After Red River flood battle comes recovery debateby Brian Bakst, Associated Press
St. Paul, Minn. (AP) — As the Red River slowly recedes into its banks, soggy flood-fighters along its route are facing a different kind of challenge: Navigating state and federal bureaucracies for help in the recovery.
Most parts of Moorhead, Minn., and Fargo, N.D., were spared the worst as the river hit its peak over the weekend and the dikes held. But preliminary estimates still suggest tens of millions of dollars in damage to roads, bridges, wastewater treatment plants and other public assets, in addition to damage to some homes and businesses.
The financial toll could climb if this week's heavy snowfall melts quickly and causes a second crest in coming weeks. The short-term forecast held a bit of good news: Temperatures were expected to rise above freezing during daylight hours but stay below freezing overnight, allowing the snow to thaw slowly.
The river's unpredictability is vexing for response teams, who are anxious to get financial assistance flowing quickly but also have to tackle the disaster itself.
"We're recovering and fighting the flood at the same time," said Kris Eide, director of Minnesota's Homeland Security and Emergency Management Division.
Government assessment teams are calculating damage to roads, bridges, wastewater treatment plants and other public assets. The review of private property damage is under way in North Dakota and should start in Minnesota by week's end.
While damage assessments were getting under way, life in Fargo, a city of more than 90,000, was slowly returning to normal. Nonessential businesses that had to shut down were allowed to reopen Wednesday, and at least one nursing home and assisted living center that evacuated residents was beginning to bring them back Thursday.
"It's going to be a slow process," said Holly Scott, at the city's emergency operations center, on Thursday. "We need to make sure it's safe for folks to be back at home again."
Fargo officials continued to patrol the sandbag-topped dikes protecting the city from the Red River, which had dropped to about 36½ feet Thursday morning, down from its high of 40.82 feet early Saturday.
Problems continue in outlying rural areas in both states. In Oslo, Minn., officials used airboats to ferry supplies to people guarding their homes because roads into town were still blocked by floodwater.
"We've got people cut off still," Cass County, N.D., Sheriff Paul Laney. "We've got to get people out of their homes."
Both North Dakota and Minnesota received assurances early on that resources they put toward holding back floodwaters would be partially reimbursed by the federal government.
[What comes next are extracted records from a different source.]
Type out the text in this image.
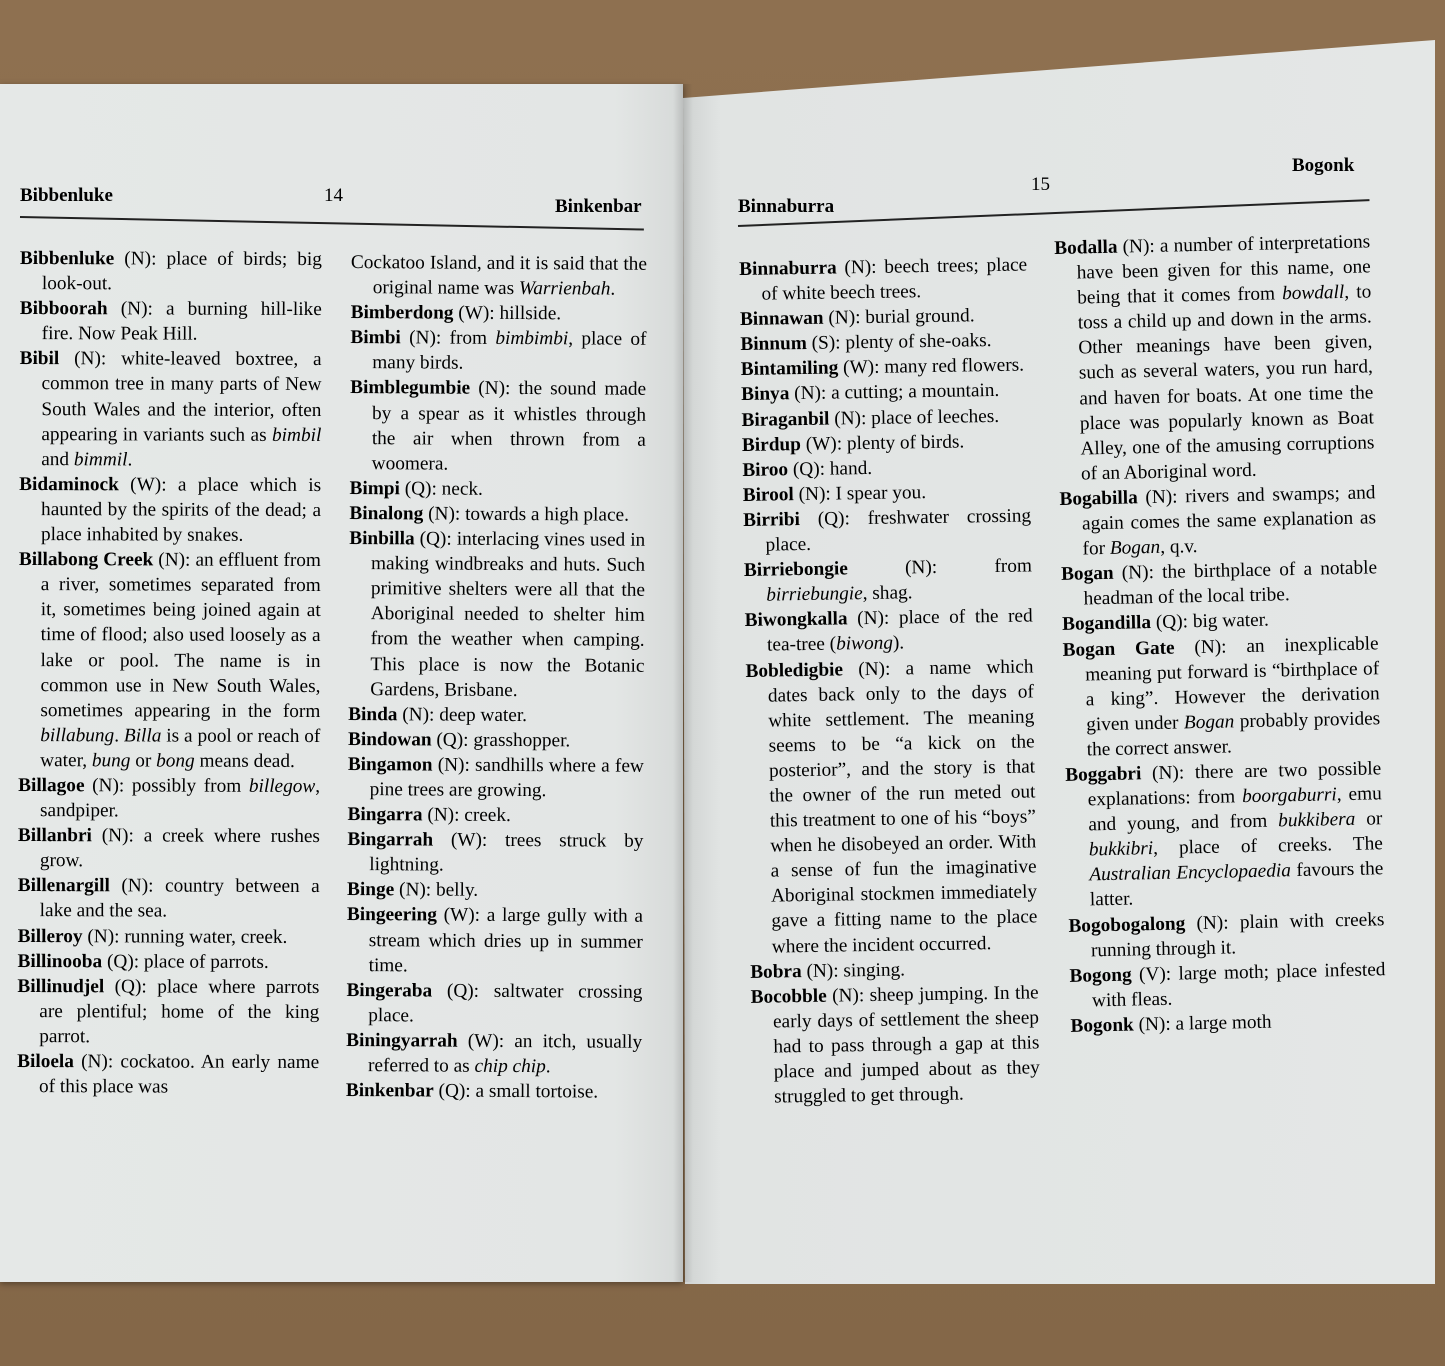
Bibbenluke	14
Binkenbar	Binnaburra
15
Bogonk

Bibbenluke (N): place of birds; big look-out.

Bibboorah (N): a burning hill-like fire. Now Peak Hill.

Bibil (N): white-leaved boxtree, a common tree in many parts of New South Wales and the interior, often appearing in variants such as bimbil and bimmil.

Bidaminock (W): a place which is haunted by the spirits of the dead; a place inhabited by snakes.

Billabong Creek (N): an effluent from a river, sometimes separated from it, sometimes being joined again at time of flood; also used loosely as a lake or pool. The name is in common use in New South Wales, sometimes appearing in the form billabung. Billa is a pool or reach of water, bung or bong means dead.

Billagoe (N): possibly from billegow, sandpiper.

Billanbri (N): a creek where rushes grow.

Billenargill (N): country between a lake and the sea.

Billeroy (N): running water, creek.

Billinooba (Q): place of parrots.

Billinudjel (Q): place where parrots are plentiful; home of the king parrot.

Biloela (N): cockatoo. An early name of this place was

Cockatoo Island, and it is said that the original name was Warrienbah.

Bimberdong (W): hillside.

Bimbi (N): from bimbimbi, place of many birds.

Bimblegumbie (N): the sound made by a spear as it whistles through the air when thrown from a woomera.

Bimpi (Q): neck.

Binalong (N): towards a high place.

Binbilla (Q): interlacing vines used in making windbreaks and huts. Such primitive shelters were all that the Aboriginal needed to shelter him from the weather when camping. This place is now the Botanic Gardens, Brisbane.

Binda (N): deep water.

Bindowan (Q): grasshopper.

Bingamon (N): sandhills where a few pine trees are growing.

Bingarra (N): creek.

Bingarrah (W): trees struck by lightning.

Binge (N): belly.

Bingeering (W): a large gully with a stream which dries up in summer time.

Bingeraba (Q): saltwater crossing place.

Biningyarrah (W): an itch, usually referred to as chip chip.

Binkenbar (Q): a small tortoise.

Binnaburra (N): beech trees; place of white beech trees.

Binnawan (N): burial ground.

Binnum (S): plenty of she-oaks.

Bintamiling (W): many red flowers.

Binya (N): a cutting; a mountain.

Biraganbil (N): place of leeches.

Birdup (W): plenty of birds.

Biroo (Q): hand.

Birool (N): I spear you.

Birribi (Q): freshwater crossing place.

Birriebongie (N): from birriebungie, shag.

Biwongkalla (N): place of the red tea-tree (biwong).

Bobledigbie (N): a name which dates back only to the days of white settlement. The meaning seems to be “a kick on the posterior”, and the story is that the owner of the run meted out this treatment to one of his “boys” when he disobeyed an order. With a sense of fun the imaginative Aboriginal stockmen immediately gave a fitting name to the place where the incident occurred.

Bobra (N): singing.

Bocobble (N): sheep jumping. In the early days of settlement the sheep had to pass through a gap at this place and jumped about as they struggled to get through.

Bodalla (N): a number of interpretations have been given for this name, one being that it comes from bowdall, to toss a child up and down in the arms. Other meanings have been given, such as several waters, you run hard, and haven for boats. At one time the place was popularly known as Boat Alley, one of the amusing corruptions of an Aboriginal word.

Bogabilla (N): rivers and swamps; and again comes the same explanation as for Bogan, q.v.

Bogan (N): the birthplace of a notable headman of the local tribe.

Bogandilla (Q): big water.

Bogan Gate (N): an inexplicable meaning put forward is “birthplace of a king”. However the derivation given under Bogan probably provides the correct answer.

Boggabri (N): there are two possible explanations: from boorgaburri, emu and young, and from bukkibera or bukkibri, place of creeks. The Australian Encyclopaedia favours the latter.

Bogobogalong (N): plain with creeks running through it.

Bogong (V): large moth; place infested with fleas.

Bogonk (N): a large moth
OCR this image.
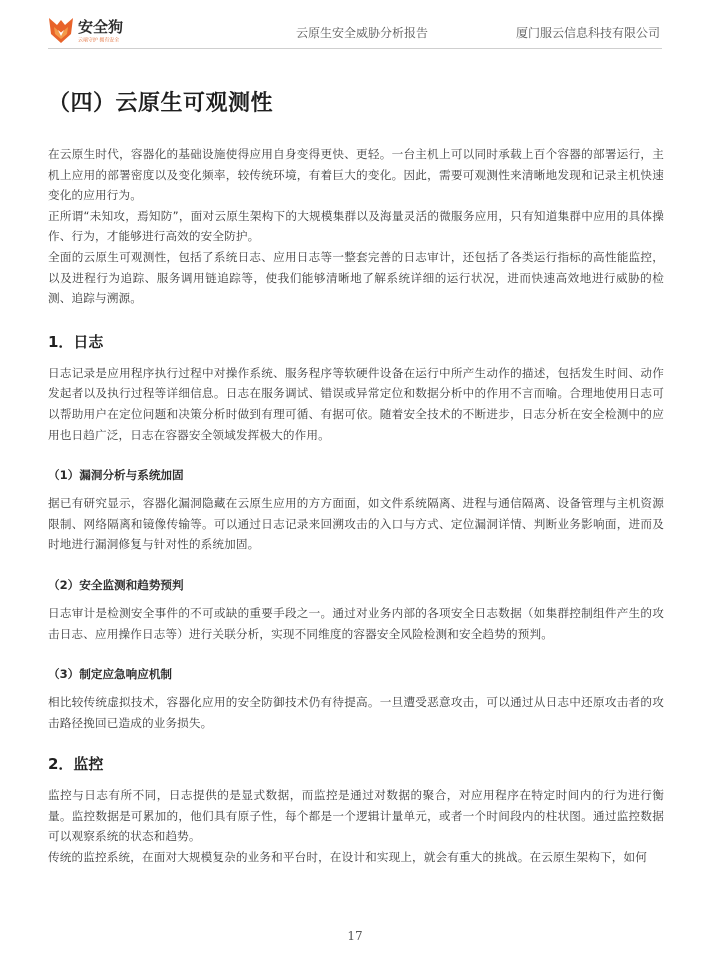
安全狗
云端守护 拥有安全
云原生安全威胁分析报告	厦门服云信息科技有限公司
（四）云原生可观测性

在云原生时代，容器化的基础设施使得应用自身变得更快、更轻。一台主机上可以同时承载上百个容器的部署运行，主机上应用的部署密度以及变化频率，较传统环境，有着巨大的变化。因此，需要可观测性来清晰地发现和记录主机快速变化的应用行为。

正所谓“未知攻，焉知防”，面对云原生架构下的大规模集群以及海量灵活的微服务应用，只有知道集群中应用的具体操作、行为，才能够进行高效的安全防护。

全面的云原生可观测性，包括了系统日志、应用日志等一整套完善的日志审计，还包括了各类运行指标的高性能监控，以及进程行为追踪、服务调用链追踪等，使我们能够清晰地了解系统详细的运行状况，进而快速高效地进行威胁的检测、追踪与溯源。

1．日志

日志记录是应用程序执行过程中对操作系统、服务程序等软硬件设备在运行中所产生动作的描述，包括发生时间、动作发起者以及执行过程等详细信息。日志在服务调试、错误或异常定位和数据分析中的作用不言而喻。合理地使用日志可以帮助用户在定位问题和决策分析时做到有理可循、有据可依。随着安全技术的不断进步，日志分析在安全检测中的应用也日趋广泛，日志在容器安全领域发挥极大的作用。

（1）漏洞分析与系统加固

据已有研究显示，容器化漏洞隐藏在云原生应用的方方面面，如文件系统隔离、进程与通信隔离、设备管理与主机资源限制、网络隔离和镜像传输等。可以通过日志记录来回溯攻击的入口与方式、定位漏洞详情、判断业务影响面，进而及时地进行漏洞修复与针对性的系统加固。

（2）安全监测和趋势预判

日志审计是检测安全事件的不可或缺的重要手段之一。通过对业务内部的各项安全日志数据（如集群控制组件产生的攻击日志、应用操作日志等）进行关联分析，实现不同维度的容器安全风险检测和安全趋势的预判。

（3）制定应急响应机制

相比较传统虚拟技术，容器化应用的安全防御技术仍有待提高。一旦遭受恶意攻击，可以通过从日志中还原攻击者的攻击路径挽回已造成的业务损失。

2．监控

监控与日志有所不同，日志提供的是显式数据，而监控是通过对数据的聚合，对应用程序在特定时间内的行为进行衡量。监控数据是可累加的，他们具有原子性，每个都是一个逻辑计量单元，或者一个时间段内的柱状图。通过监控数据可以观察系统的状态和趋势。

传统的监控系统，在面对大规模复杂的业务和平台时，在设计和实现上，就会有重大的挑战。在云原生架构下，如何

17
About $1.2 million for North Dakota is already moving through the pipeline, said Tito Hernandez, a Federal Emergency Management Agency regional official.
In Minnesota, early evaluations turned up more than $20 million in public damage across seven counties, with the vast majority occurring in Clay County, where Moorhead is located. In North Dakota, Fargo's city administrator said the cost for cleaning up the Fargodome alone could total $1.5 million. The building was used for filling sandbags to hold back the river.
If the preliminary numbers hold, Minnesota would easily earn the major disaster declaration for public infrastructure repair. North Dakota has already met its threshold.
Under the declaration, FEMA picks up 75 percent of costs associated with the flooding and the remainder is left to state and local governments.
Officials in Fargo hope the rebuilding effort will be funded largely by the federal government, and cleanup efforts will pump money into the economy through contractors.
The business disruption will probably cost more than $100 million in Fargo, said David Flynn, who directs the bureau of business and economic research at the University of North Dakota.
John Stern, co-owner of Straus Clothing, a downtown retailer that dates to 1879, estimated that the flood closure would mean a loss of about $10,000. Profits will drop 25 percent for March.
"We're in a garden spot economically," he said of Fargo. "Right now, it doesn't look like much of a garden."